The Islamic State (ISIS/ISIL) has banned television and demolished satellite dishes to prevent residents of its self-declared “caliphate” from accessing foreign channels deemed “dangerous” due to their anti-ISIS programming, Radio Free Europe Radio Liberty (RFE/RL) has learned.
ISIS’s crackdown on TV watching is reportedly a component of its broader effort to cement its rule by isolating civilians from the outside world while confining them to a constant stream of pro-ISIS propaganda and prohibiting them from consuming TV entertainment inside their home.
The jihadist group “fears civilians will see foreign news programs denouncing it or showing it in a negative light,” reports RFE/RL.
“Daesh considers TV a threat to its own existence,” said Hamoud al-Mousa, the founder of the Raqqa Is Being Slaughtered Silently (RBSS) campaign, using an Arabic acronym for ISIS. Raqqa city is ISIS’s de-facto capital in Syria.
The terrorist group wants to be the sole provider of TV programming for civilians who reside in ISIS-controlled territory.
It “wants civilians to consume TV entertainment outside the home and only in its specially created ‘media points,’” explained Mousa, alluding to outdoor booths where the jihadist group shows propaganda videos to the public, including young people.
Via the so-called “media points,” civilians are able to watch videos showing how ISIS “kills men, women, and children. This is the only available ‘news,'” Mousa added.
Although it avidly uses social media, ISIS has cracked down on civilians who use it themselves.
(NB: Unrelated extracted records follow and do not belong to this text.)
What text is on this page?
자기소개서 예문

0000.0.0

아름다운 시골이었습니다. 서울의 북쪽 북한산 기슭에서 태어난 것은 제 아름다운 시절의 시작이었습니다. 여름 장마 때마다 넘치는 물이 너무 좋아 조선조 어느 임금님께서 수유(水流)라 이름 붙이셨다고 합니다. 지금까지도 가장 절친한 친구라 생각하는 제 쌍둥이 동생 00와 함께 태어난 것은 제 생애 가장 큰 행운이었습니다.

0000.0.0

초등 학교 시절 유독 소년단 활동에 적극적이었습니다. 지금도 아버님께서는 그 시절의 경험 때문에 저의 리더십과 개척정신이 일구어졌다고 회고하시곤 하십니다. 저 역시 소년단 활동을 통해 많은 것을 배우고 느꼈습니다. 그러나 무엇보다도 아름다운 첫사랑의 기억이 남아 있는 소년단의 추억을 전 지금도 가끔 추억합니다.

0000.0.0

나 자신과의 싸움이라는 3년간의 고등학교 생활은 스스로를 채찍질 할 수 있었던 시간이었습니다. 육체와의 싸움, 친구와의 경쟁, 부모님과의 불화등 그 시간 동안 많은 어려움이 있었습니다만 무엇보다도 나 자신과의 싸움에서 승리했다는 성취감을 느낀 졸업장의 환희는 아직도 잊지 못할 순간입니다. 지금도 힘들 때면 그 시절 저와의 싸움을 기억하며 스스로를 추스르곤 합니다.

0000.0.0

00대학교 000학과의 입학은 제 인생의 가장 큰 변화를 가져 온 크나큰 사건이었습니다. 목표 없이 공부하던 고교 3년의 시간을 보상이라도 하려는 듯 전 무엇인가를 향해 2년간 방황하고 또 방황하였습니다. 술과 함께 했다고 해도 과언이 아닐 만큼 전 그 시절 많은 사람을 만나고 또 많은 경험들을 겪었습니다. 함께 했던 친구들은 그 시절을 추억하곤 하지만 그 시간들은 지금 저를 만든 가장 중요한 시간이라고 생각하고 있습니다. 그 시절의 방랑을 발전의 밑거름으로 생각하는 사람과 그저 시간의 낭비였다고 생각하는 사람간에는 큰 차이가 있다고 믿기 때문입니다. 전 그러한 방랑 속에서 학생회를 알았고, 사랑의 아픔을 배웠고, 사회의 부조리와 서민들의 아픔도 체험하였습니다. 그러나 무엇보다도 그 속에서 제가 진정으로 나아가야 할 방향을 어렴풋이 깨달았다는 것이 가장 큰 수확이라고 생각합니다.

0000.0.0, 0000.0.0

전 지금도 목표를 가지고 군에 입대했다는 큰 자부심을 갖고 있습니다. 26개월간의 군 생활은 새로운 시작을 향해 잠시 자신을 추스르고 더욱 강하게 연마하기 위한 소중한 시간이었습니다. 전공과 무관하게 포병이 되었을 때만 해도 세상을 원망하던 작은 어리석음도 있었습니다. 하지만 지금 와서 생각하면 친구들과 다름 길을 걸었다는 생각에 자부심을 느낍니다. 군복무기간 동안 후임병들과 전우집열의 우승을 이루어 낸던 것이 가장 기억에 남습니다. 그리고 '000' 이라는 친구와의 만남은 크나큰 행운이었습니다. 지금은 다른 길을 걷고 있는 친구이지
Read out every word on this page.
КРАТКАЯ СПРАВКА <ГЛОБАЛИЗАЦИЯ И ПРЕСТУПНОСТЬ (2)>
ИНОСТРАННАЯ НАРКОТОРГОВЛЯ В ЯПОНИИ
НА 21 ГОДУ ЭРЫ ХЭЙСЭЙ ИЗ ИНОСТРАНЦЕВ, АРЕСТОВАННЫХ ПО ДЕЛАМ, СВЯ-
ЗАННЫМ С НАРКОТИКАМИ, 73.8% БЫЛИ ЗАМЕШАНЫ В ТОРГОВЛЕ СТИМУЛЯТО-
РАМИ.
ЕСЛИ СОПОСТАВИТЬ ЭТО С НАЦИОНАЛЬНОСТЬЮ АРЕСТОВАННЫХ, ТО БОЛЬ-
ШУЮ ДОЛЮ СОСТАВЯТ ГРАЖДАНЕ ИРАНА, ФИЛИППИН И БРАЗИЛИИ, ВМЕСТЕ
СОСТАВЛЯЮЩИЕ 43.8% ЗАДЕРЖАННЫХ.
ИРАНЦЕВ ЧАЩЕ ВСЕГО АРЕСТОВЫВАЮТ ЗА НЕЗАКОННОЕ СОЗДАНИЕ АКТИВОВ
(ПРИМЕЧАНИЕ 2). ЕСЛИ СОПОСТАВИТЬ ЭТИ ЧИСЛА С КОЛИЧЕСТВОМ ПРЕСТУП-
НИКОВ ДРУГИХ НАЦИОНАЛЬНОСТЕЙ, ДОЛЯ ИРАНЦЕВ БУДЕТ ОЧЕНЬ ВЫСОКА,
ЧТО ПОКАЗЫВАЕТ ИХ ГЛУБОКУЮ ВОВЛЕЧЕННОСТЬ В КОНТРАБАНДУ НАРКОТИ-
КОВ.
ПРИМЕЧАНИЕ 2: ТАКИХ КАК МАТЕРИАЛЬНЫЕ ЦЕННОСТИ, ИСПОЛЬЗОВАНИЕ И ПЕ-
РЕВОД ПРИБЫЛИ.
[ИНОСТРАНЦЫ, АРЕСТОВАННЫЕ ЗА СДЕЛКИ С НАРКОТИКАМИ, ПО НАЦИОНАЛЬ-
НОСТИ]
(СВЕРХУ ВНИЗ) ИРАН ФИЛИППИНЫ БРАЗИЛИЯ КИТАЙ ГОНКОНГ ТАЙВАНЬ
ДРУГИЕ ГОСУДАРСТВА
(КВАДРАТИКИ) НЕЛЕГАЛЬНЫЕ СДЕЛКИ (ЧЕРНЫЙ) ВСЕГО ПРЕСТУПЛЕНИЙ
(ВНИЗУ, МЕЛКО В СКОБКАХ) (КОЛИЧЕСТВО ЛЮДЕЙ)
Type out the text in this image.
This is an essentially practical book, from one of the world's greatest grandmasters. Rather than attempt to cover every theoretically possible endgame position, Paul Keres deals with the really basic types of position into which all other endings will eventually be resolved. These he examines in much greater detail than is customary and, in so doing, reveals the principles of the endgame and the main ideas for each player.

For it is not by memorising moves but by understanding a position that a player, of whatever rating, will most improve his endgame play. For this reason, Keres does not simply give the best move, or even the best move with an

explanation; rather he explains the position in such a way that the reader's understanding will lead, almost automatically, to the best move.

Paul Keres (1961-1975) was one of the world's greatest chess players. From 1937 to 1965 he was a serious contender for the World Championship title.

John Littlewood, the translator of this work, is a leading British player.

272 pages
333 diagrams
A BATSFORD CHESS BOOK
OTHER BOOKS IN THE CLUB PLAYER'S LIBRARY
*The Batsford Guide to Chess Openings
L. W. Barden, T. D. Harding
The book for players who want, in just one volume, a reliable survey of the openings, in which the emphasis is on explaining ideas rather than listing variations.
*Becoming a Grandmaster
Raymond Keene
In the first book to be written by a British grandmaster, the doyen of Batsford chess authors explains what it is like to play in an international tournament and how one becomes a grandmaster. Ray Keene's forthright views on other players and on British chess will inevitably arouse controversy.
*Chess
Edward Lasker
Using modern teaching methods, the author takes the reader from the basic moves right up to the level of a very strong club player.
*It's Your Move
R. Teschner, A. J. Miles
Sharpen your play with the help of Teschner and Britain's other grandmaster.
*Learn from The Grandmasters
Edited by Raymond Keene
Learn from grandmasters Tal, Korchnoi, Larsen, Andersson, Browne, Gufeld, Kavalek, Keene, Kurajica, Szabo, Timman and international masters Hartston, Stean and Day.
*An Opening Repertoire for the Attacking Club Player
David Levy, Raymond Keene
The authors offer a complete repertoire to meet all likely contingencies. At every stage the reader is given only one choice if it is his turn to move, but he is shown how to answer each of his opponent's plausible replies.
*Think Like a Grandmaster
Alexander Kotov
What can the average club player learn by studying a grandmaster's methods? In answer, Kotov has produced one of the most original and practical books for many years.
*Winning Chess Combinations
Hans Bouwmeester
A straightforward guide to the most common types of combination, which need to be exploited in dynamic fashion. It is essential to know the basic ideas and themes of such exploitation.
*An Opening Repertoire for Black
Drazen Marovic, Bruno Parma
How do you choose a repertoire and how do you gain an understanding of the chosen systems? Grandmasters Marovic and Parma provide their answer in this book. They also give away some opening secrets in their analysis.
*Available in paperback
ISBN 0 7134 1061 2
The jihadist group has also prohibited Raqqa residents from accessing the Internet in their homes, allowing WiFi connections only in ISIS-controlled public cafes.
ISIS’s media ban and restrictions have been described as an effort to cut off civilians from the outside world, notes RFE/RL.
On August 7, imams at ISIS-controlled mosques across Syria first announced a decree to censor TV.
Mohammed al-Ali, a resident of Raqqa, told RFE/RL that a pro-ISIS imam at Raqqa’s Al Fawwaz mosque made the announcement during Friday prayers.
Ali and other witnesses cited in the RFE/RL report are using a pseudonyms for security reasons.
The imam “told people gathered for the Friday Prayer that the news aired by Al-Jazeera and Al-Arabiya and other channels is incorrect, baseless, and false and that’s why there will be a decision to forbid people to watch TV,” said Ali.
Under the decree, civilians are only allowed to watch TV on Friday, and their options have been restricted to only watching programs that show the Koran being recited, explained the witness.
Local activists told RFE/RL that ISIS has “begun to enforce the decree in the town of Al Shaddadi in Hasaka Province’s southern countryside, entering civilian homes and smashing equipment.”
“They are entering houses by force to destroy dishes and satellite receivers,” explained a witness from Al Shaddadi, whose account was corroborated by others.
ISIS reportedly airs propaganda videos on huge TV screens it has installed in Raqqa’s main squares. It also uses two huge vehicles as screens, known as the “Dawa convoy,” to disseminate its propaganda, according to RFE/RL.
Most of the viewers are children, something that Abu Nasser described as extremely concerning.